Das liegt allerdings auch daran, dass es auch Ausschlusskriterien für eine Geburt bei Steer und ihren Kolleginnen gibt. So wird dort erst drei Wochen vor dem Geburtstermin entbunden – also keine Frühgeburten. Auch keine Zwillinge, keine Beckenendlagen, keine Frauen mit einem insulinpflichtigen Diabetes. Es gibt verschiedene Kriterien, bei denen eine Frau schlichtweg besser in der klinischen Geburt aufgehoben ist.
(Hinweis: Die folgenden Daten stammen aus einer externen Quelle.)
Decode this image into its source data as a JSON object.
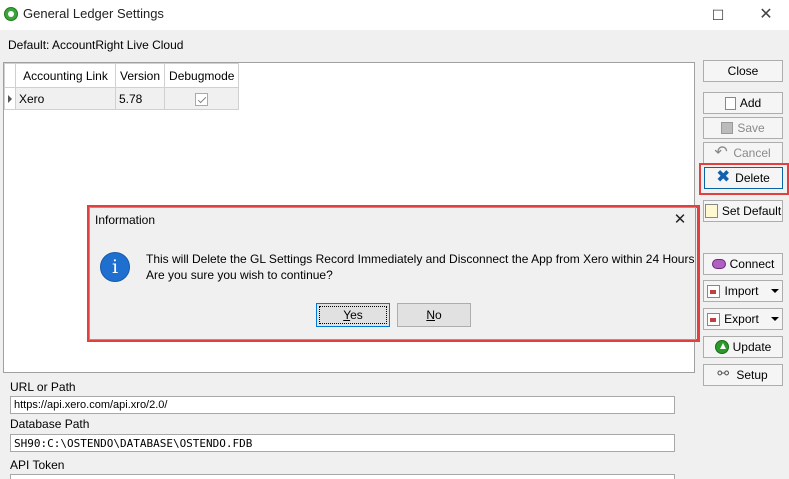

Für Steer und ihre sechs Kolleginnen sind die Geburten in ihrem Haus etwas ganz Besonderes. „Wir betrachten immer die Frau als Ganzes und können uns durch die Eins-zu-Eins-Betreuung viel Zeit nehmen“, sagt Steer. Auch die „heimeligen Räumlichkeiten“ und dass man als Hebamme so sehr auf die Ressourcen der Frauen eingehen kann, sind für sie große Vorteile des Geburtshauses. Die intensive Betreuung der Frauen bedeutet aber auch für die Hebammen eine Menge Einsatz. Drei der Hebammen sind in der Geburtshilfe tätig und bieten zudem noch Hausgeburten an. Da man eine Entbindung allerdings schlecht terminieren kann, bedeutet das Rufbereitschaft. „Wir haben einmal im Monat vier freie Tage“, erklärt Steer. Gäbe es mehr Nachwuchs, könnten die Hebammen in den Schichtbetrieb wechseln. Doch neue Fachkräfte zu finden, ist auch in diesem Berufszweig nicht leicht. Nach wie vor ist das Thema Haftpflichtversicherung für die freiberuflichen Hebammen eine teure Angelegenheit. „Das sind immer noch horrende Summen“, sagt Steer. „Wir haben je Hebamme in diesem Jahr 12000 Euro außerklinische Berufshaftpflichtversicherungssumme zu tragen. Und das wird jährlich um circa 20 Prozent erhöht.“

Dankbar für
den Zuspruch

Dennoch merkt man Elisabeth Steer an, wie sehr sie ihren Beruf, die Arbeit mit den Frauen, Familien und Kindern liebt. „Ich bin sehr dankbar für den Zuspruch der Frauen, der mir meine berufliche Kompetenz widerspiegelt“, sagt Steer. Für sie ist jede Geburt ein gemeinsames Erfolgserlebnis.